Scaling Draw Call Efficiency in the Built-in Pipeline
Standard CPU-based occlusion culling in Unity can be a significant bottleneck for scenes with high object counts. GPU Occlusion Culling Unity 1.2.2 offloads the visibility testing to the GPU using compute shaders. By testing object visibility against the depth buffer on the graphics card, it can cull thousands of meshes that the CPU would otherwise struggle to process, drastically reducing the number of draw calls sent to the renderer.
Integration Tips
- Hardware Constraints: This asset requires ComputeBuffer support. It is strictly for projects using the Built-in Render Pipeline on DX11/12. It will not function on URP or HDRP, nor will it work on older mobile hardware that lacks compute shader support.
- Latency Mitigation: Because this system has a 1-3 frame lag for culling updates, avoid using it for fast-moving objects that enter the camera frustum at high speeds, as you may see ‘popping.’ It is most effective for static environment geometry or slow-moving dynamic props.
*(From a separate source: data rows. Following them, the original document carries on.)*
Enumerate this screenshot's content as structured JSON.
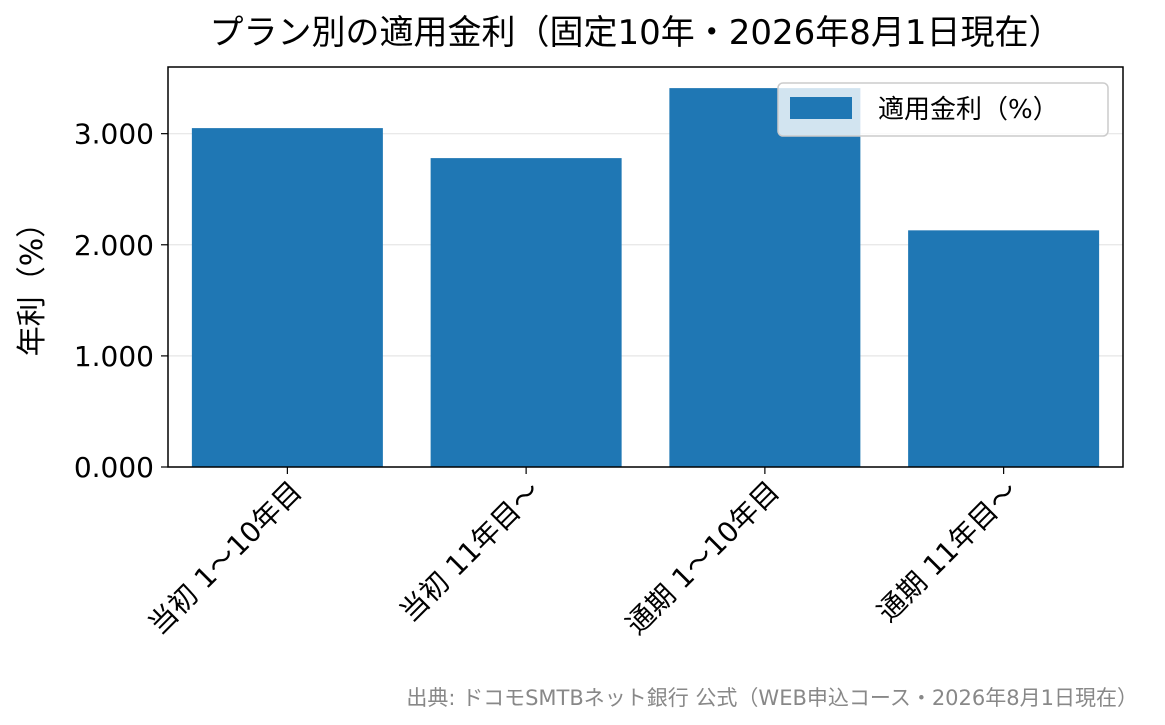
{
  "chart_data": {
    "type": "bar",
    "title": "プラン別の適用金利（固定10年・2026年8月1日現在）",
    "ylabel": "年利（%）",
    "xlabel": "",
    "categories": [
      "当初 1〜10年目",
      "当初 11年目〜",
      "通期 1〜10年目",
      "通期 11年目〜"
    ],
    "series": [
      {
        "name": "適用金利（%）",
        "values": [
          3.05,
          2.78,
          3.41,
          2.13
        ],
        "color": "#1f77b4"
      }
    ],
    "ylim": [
      0,
      3.6
    ],
    "yticks": [
      0,
      1,
      2,
      3
    ],
    "ytick_labels": [
      "0.000",
      "1.000",
      "2.000",
      "3.000"
    ],
    "grid": "horizontal",
    "legend_position": "top-right"
  },
  "source_note": "出典: ドコモSMTBネット銀行 公式（WEB申込コース・2026年8月1日現在）"
}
- Material Requirements: Ensure your objects are using Opaque shaders. Transparent objects do not write to the depth buffer in a way that this specific occlusion algorithm can reliably test against.
Best Use Cases
- Dense Urban Environments: In city scenes where buildings frequently block the view of other buildings and street props, this asset can cut draw calls by 50-70% compared to frustum culling alone.
- Open World Optimization: For projects with high geometric density where the CPU is ‘main thread bound’ due to the sheer volume of renderers, moving the culling logic to the GPU provides immediate FPS overhead.